"Here's a coil!" said John Garnet to himself, making an abortive effort to rise, that sufficiently convinced him he had over-rated his strength.

"Why the devil couldn't I let her go on, and keep my own foolish tongue between my teeth? It's always the way with me. I speak, and then I'm sorry for it. Am I sorry for it now? I doubt if I am. She's the prettiest lass, for all her tawny skin, I've seen since I came out of the North; and there's no harm done after all. I wonder how long I shall be kept lying here? A week more, at least. Say a week. The time will pass all the quicker with this gipsy beauty to talk to; and if she do care for me a little more than is good for her, why I suppose she can't help it. No more can I. What eyes she has, and what hair! I could find it in my heart to wish she was not quite so handsome; but that's not my fault. Thyra's a pretty name, though outlandish—much better than Waif. I shall call her Thyra when she comes back. It won't be long first, I'll wager a guinea!"

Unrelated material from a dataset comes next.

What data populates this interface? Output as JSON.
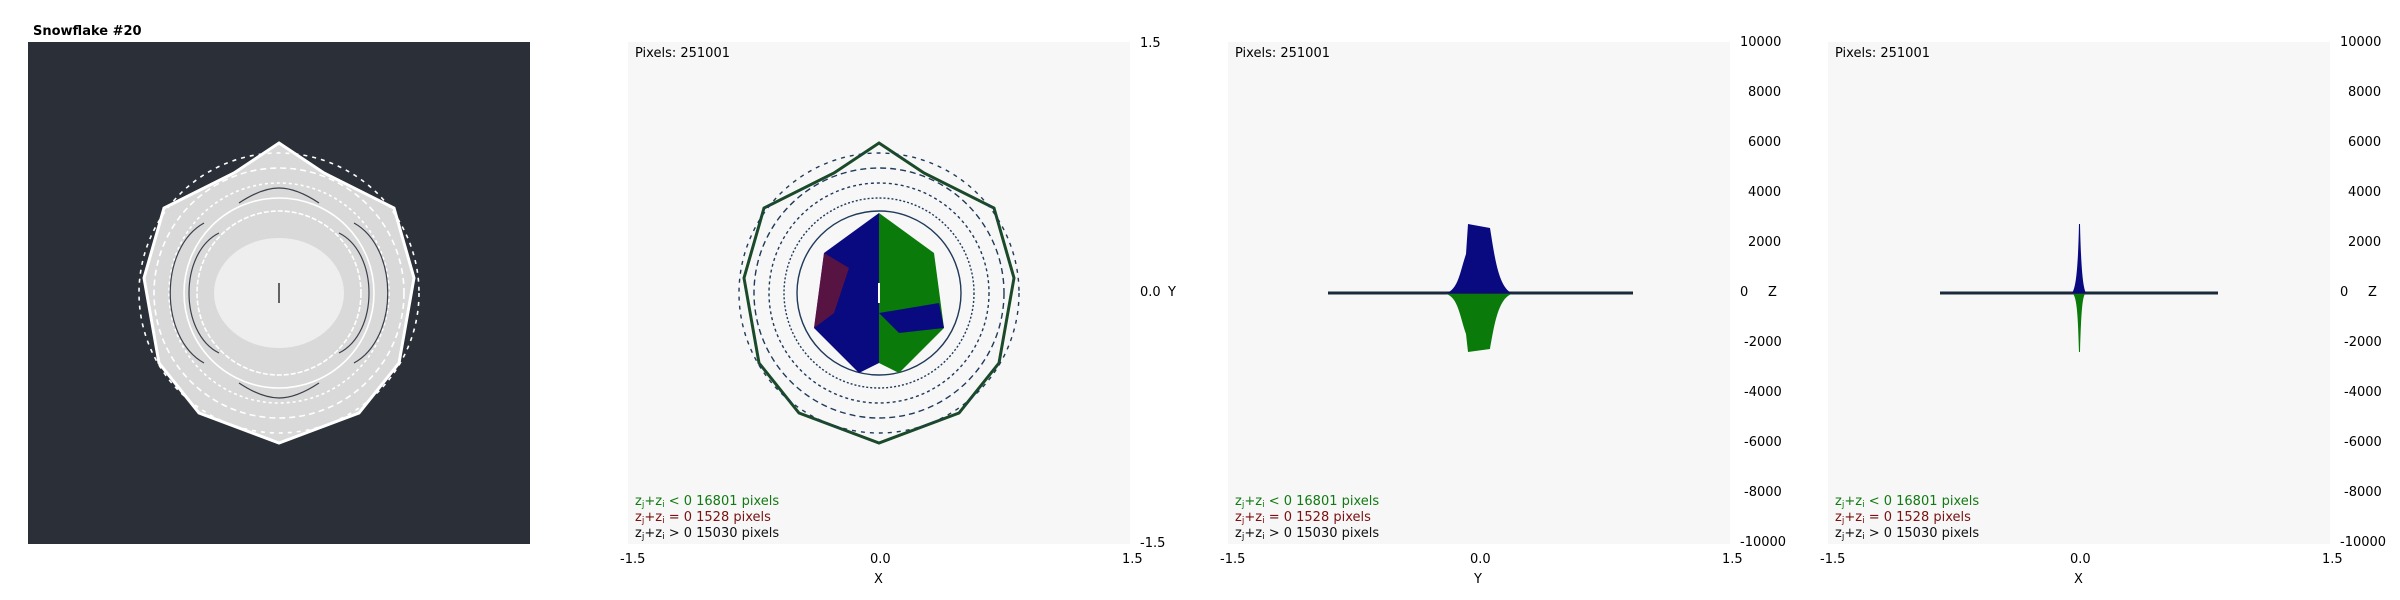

But he would have lost his guinea. Noon passed, and afternoon, and day drew to an end, but brought no Waif with its lengthening shadows. When his usual supper-time arrived, he began to grow fretful and impatient, as much perhaps from cravings of the stomach as the heart. A step in the passage, the bump of a tray against his door, restored him to good humour; but it was with a feeling of disappointment, keen enough to dull the vigorous appetite of convalescence, that he saw the skull-cap and velvet gown of his host, instead of Waif with her scarlet draperies and jetty gold-studded hair. When a girl has told a man she likes him, he always wants to hear the avowal again.

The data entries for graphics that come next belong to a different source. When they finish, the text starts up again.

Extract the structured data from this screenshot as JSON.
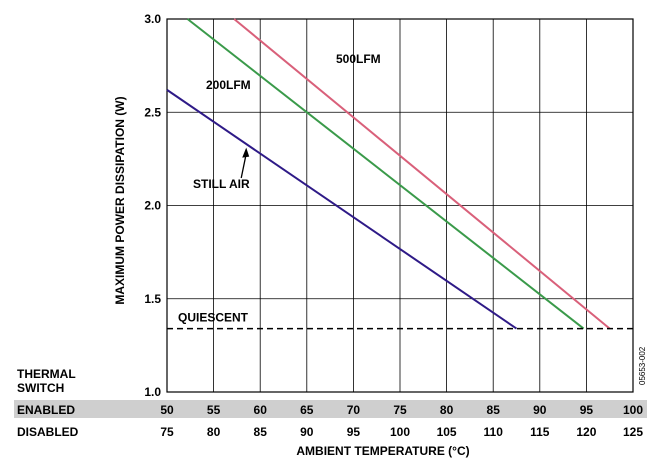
{
  "chart_data": {
    "type": "line",
    "title": "",
    "xlabel": "AMBIENT TEMPERATURE (°C)",
    "ylabel": "MAXIMUM POWER DISSIPATION (W)",
    "ylim": [
      1.0,
      3.0
    ],
    "xlim": [
      50,
      100
    ],
    "yticks": [
      "1.0",
      "1.5",
      "2.0",
      "2.5",
      "3.0"
    ],
    "grid": true,
    "x_rows": {
      "header_label": "THERMAL SWITCH",
      "enabled_label": "ENABLED",
      "disabled_label": "DISABLED",
      "enabled_values": [
        "50",
        "55",
        "60",
        "65",
        "70",
        "75",
        "80",
        "85",
        "90",
        "95",
        "100"
      ],
      "disabled_values": [
        "75",
        "80",
        "85",
        "90",
        "95",
        "100",
        "105",
        "110",
        "115",
        "120",
        "125"
      ]
    },
    "series": [
      {
        "name": "STILL AIR",
        "color": "#2e1a87",
        "x": [
          50,
          87.5
        ],
        "y": [
          2.62,
          1.34
        ]
      },
      {
        "name": "200LFM",
        "color": "#3a9a4a",
        "x": [
          52.2,
          94.7
        ],
        "y": [
          3.0,
          1.34
        ]
      },
      {
        "name": "500LFM",
        "color": "#d9607a",
        "x": [
          57.2,
          97.5
        ],
        "y": [
          3.0,
          1.34
        ]
      }
    ],
    "annotations": [
      {
        "text": "QUIESCENT",
        "type": "hline",
        "y": 1.34
      },
      {
        "text": "STILL AIR",
        "arrow_to": [
          58.5,
          2.31
        ]
      },
      {
        "text": "200LFM"
      },
      {
        "text": "500LFM"
      }
    ],
    "figure_id": "05653-002"
  }
}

"My young friend," said Katerfelto, in the low grave voice to which he owed so much of his influence, "I have brought you to eat and drink: food plain and nourishing, drink that shall restore, and not inflame. The tongue is clean, the eye clear, the pulse full, if a little irregular. My coming into the room suddenly flurried you, no doubt. If you go on well through the night, to-morrow I shall pronounce you convalescent. I never speak without being sure. When Constantine Katerfelto uses the word 'convalescent,' a patient may order his boots to be blacked and his spurs cleaned."

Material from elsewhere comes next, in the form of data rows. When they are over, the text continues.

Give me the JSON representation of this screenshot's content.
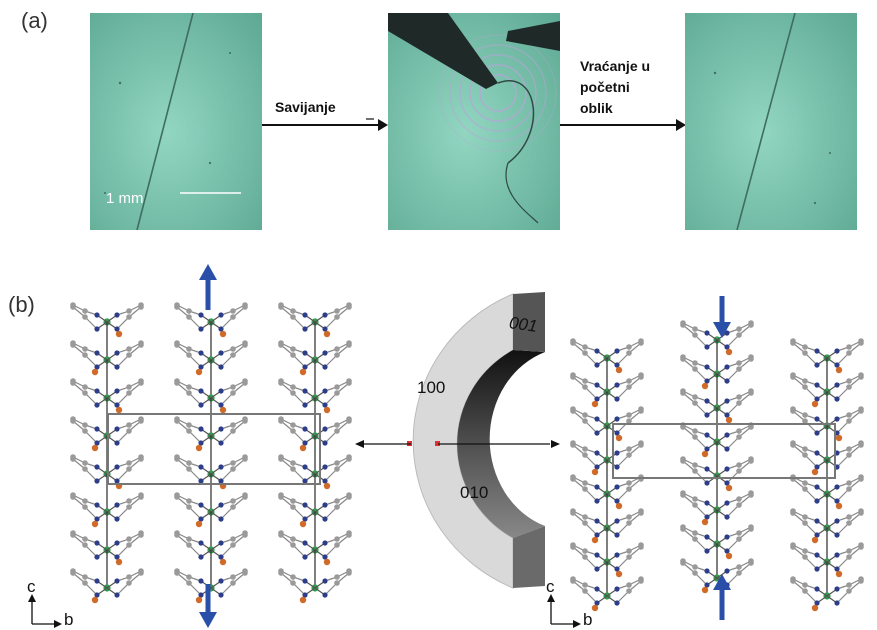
{
  "panel_a": {
    "label": "(a)",
    "step1": "Savijanje",
    "step2_lines": [
      "Vraćanje u",
      "početni",
      "oblik"
    ],
    "scale_bar": "1 mm"
  },
  "panel_b": {
    "label": "(b)",
    "faces": {
      "top": "001",
      "left": "100",
      "inner": "010"
    },
    "axes": {
      "vertical": "c",
      "horizontal": "b"
    }
  },
  "colors": {
    "crystal_bg": "#7cc2ab",
    "arrow_blue": "#2a4fa8",
    "metal_green": "#2e9e4a",
    "halide_orange": "#d06a28",
    "nitrogen_blue": "#2c3e8a",
    "carbon_grey": "#9a9a9a"
  }
}
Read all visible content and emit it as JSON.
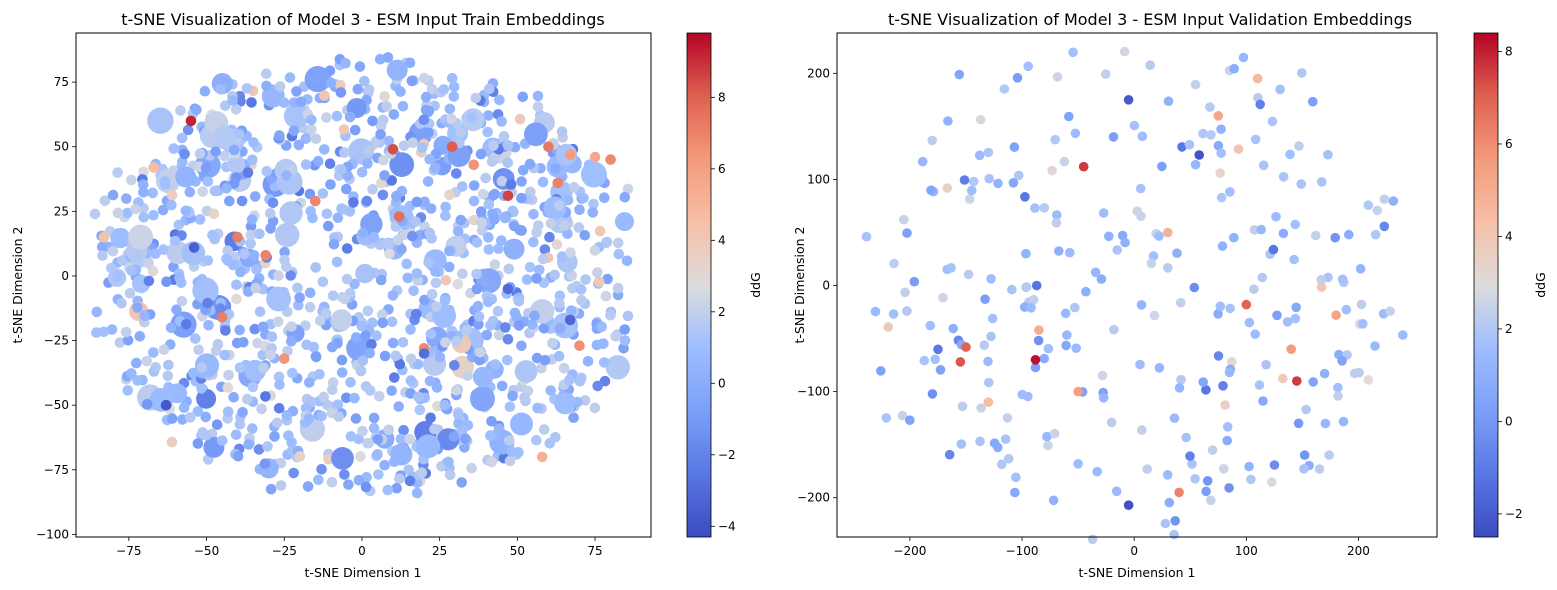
{
  "chart_data": [
    {
      "type": "scatter",
      "title": "t-SNE Visualization of Model 3 - ESM Input Train Embeddings",
      "xlabel": "t-SNE Dimension 1",
      "ylabel": "t-SNE Dimension 2",
      "xlim": [
        -92,
        93
      ],
      "ylim": [
        -101,
        94
      ],
      "xticks": [
        -75,
        -50,
        -25,
        0,
        25,
        50,
        75
      ],
      "yticks": [
        -100,
        -75,
        -50,
        -25,
        0,
        25,
        50,
        75
      ],
      "grid": false,
      "colorbar": {
        "label": "ddG",
        "range": [
          -4.3,
          9.8
        ],
        "ticks": [
          -4,
          -2,
          0,
          2,
          4,
          6,
          8
        ],
        "colormap": "coolwarm"
      },
      "highlight_points": [
        {
          "x": -55,
          "y": 60,
          "ddG": 9.2
        },
        {
          "x": 10,
          "y": 49,
          "ddG": 8.4
        },
        {
          "x": 12,
          "y": 23,
          "ddG": 7.6
        },
        {
          "x": 47,
          "y": 31,
          "ddG": 8.6
        },
        {
          "x": 29,
          "y": 50,
          "ddG": 8.1
        },
        {
          "x": 80,
          "y": 45,
          "ddG": 6.8
        },
        {
          "x": -40,
          "y": 15,
          "ddG": 7.2
        },
        {
          "x": -15,
          "y": 29,
          "ddG": 6.9
        },
        {
          "x": -31,
          "y": 8,
          "ddG": 7.0
        },
        {
          "x": 70,
          "y": -27,
          "ddG": 6.6
        },
        {
          "x": -25,
          "y": -32,
          "ddG": 6.4
        },
        {
          "x": 20,
          "y": -28,
          "ddG": 6.8
        },
        {
          "x": -45,
          "y": -16,
          "ddG": 7.1
        },
        {
          "x": 63,
          "y": 36,
          "ddG": 7.0
        },
        {
          "x": 36,
          "y": 43,
          "ddG": 6.5
        },
        {
          "x": 67,
          "y": 47,
          "ddG": 6.2
        },
        {
          "x": 75,
          "y": 46,
          "ddG": 5.6
        },
        {
          "x": 58,
          "y": -70,
          "ddG": 5.2
        },
        {
          "x": -83,
          "y": 15,
          "ddG": 4.4
        },
        {
          "x": -67,
          "y": 42,
          "ddG": 4.6
        },
        {
          "x": 60,
          "y": 50,
          "ddG": 7.3
        },
        {
          "x": -54,
          "y": 11,
          "ddG": -3.5
        },
        {
          "x": -63,
          "y": -50,
          "ddG": -3.8
        },
        {
          "x": 67,
          "y": -17,
          "ddG": -3.2
        },
        {
          "x": 20,
          "y": -30,
          "ddG": -2.9
        },
        {
          "x": 47,
          "y": -5,
          "ddG": -3.0
        }
      ]
    },
    {
      "type": "scatter",
      "title": "t-SNE Visualization of Model 3 - ESM Input Validation Embeddings",
      "xlabel": "t-SNE Dimension 1",
      "ylabel": "t-SNE Dimension 2",
      "xlim": [
        -265,
        270
      ],
      "ylim": [
        -237,
        238
      ],
      "xticks": [
        -200,
        -100,
        0,
        100,
        200
      ],
      "yticks": [
        -200,
        -100,
        0,
        100,
        200
      ],
      "grid": false,
      "colorbar": {
        "label": "ddG",
        "range": [
          -2.5,
          8.4
        ],
        "ticks": [
          -2,
          0,
          2,
          4,
          6,
          8
        ],
        "colormap": "coolwarm"
      },
      "highlight_points": [
        {
          "x": -45,
          "y": 112,
          "ddG": 7.6
        },
        {
          "x": -88,
          "y": -70,
          "ddG": 8.2
        },
        {
          "x": 145,
          "y": -90,
          "ddG": 7.6
        },
        {
          "x": 100,
          "y": -18,
          "ddG": 7.0
        },
        {
          "x": -155,
          "y": -72,
          "ddG": 7.2
        },
        {
          "x": -150,
          "y": -58,
          "ddG": 7.0
        },
        {
          "x": 40,
          "y": -195,
          "ddG": 6.2
        },
        {
          "x": 58,
          "y": 123,
          "ddG": -2.2
        },
        {
          "x": -5,
          "y": 175,
          "ddG": -2.0
        },
        {
          "x": -5,
          "y": -207,
          "ddG": -2.3
        },
        {
          "x": 140,
          "y": -60,
          "ddG": 5.6
        },
        {
          "x": 180,
          "y": -28,
          "ddG": 5.3
        },
        {
          "x": 110,
          "y": 195,
          "ddG": 4.6
        },
        {
          "x": -130,
          "y": -110,
          "ddG": 4.4
        },
        {
          "x": -50,
          "y": -100,
          "ddG": 5.5
        },
        {
          "x": -85,
          "y": -42,
          "ddG": 5.0
        },
        {
          "x": 30,
          "y": 50,
          "ddG": 4.8
        },
        {
          "x": 75,
          "y": 160,
          "ddG": 5.2
        }
      ]
    }
  ]
}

"You've brought me through right well, Doctor," replied John Garnet, glancing at the door, "you and Waif together. You must give the nurse some of the credit! She's been very careful and attentive. I think she has hardly left me for an hour at a time, till—till to-day."

How differently thirty and sixty look upon the absence of eighteen!

"Waif's a good girl," answered the Doctor, coolly; "and for a mere child, shows a fair amount of intelligence. I am glad you are satisfied with her."

"She—she's not ill to-day, I hope," hazarded the patient, eating, however, heartily enough, notwithstanding the anxiety to be inferred from his inquiry.

"Ah!" was the answer; "you know very little of Waif, or you would scarcely ask such a question. None of her race are ever ill, any more than the beasts of prey. They die, indeed, but it is like the wolf and the jackal, in some forest-den. Skill, science, experience, are of no avail. It's in the blood—nothing can cure them when they have once lain down. I've tried it a score of times, and failed."

"Is she a thorough-bred gipsy?" he asked, for it was pleasant to talk of her, even to this unsympathising old man.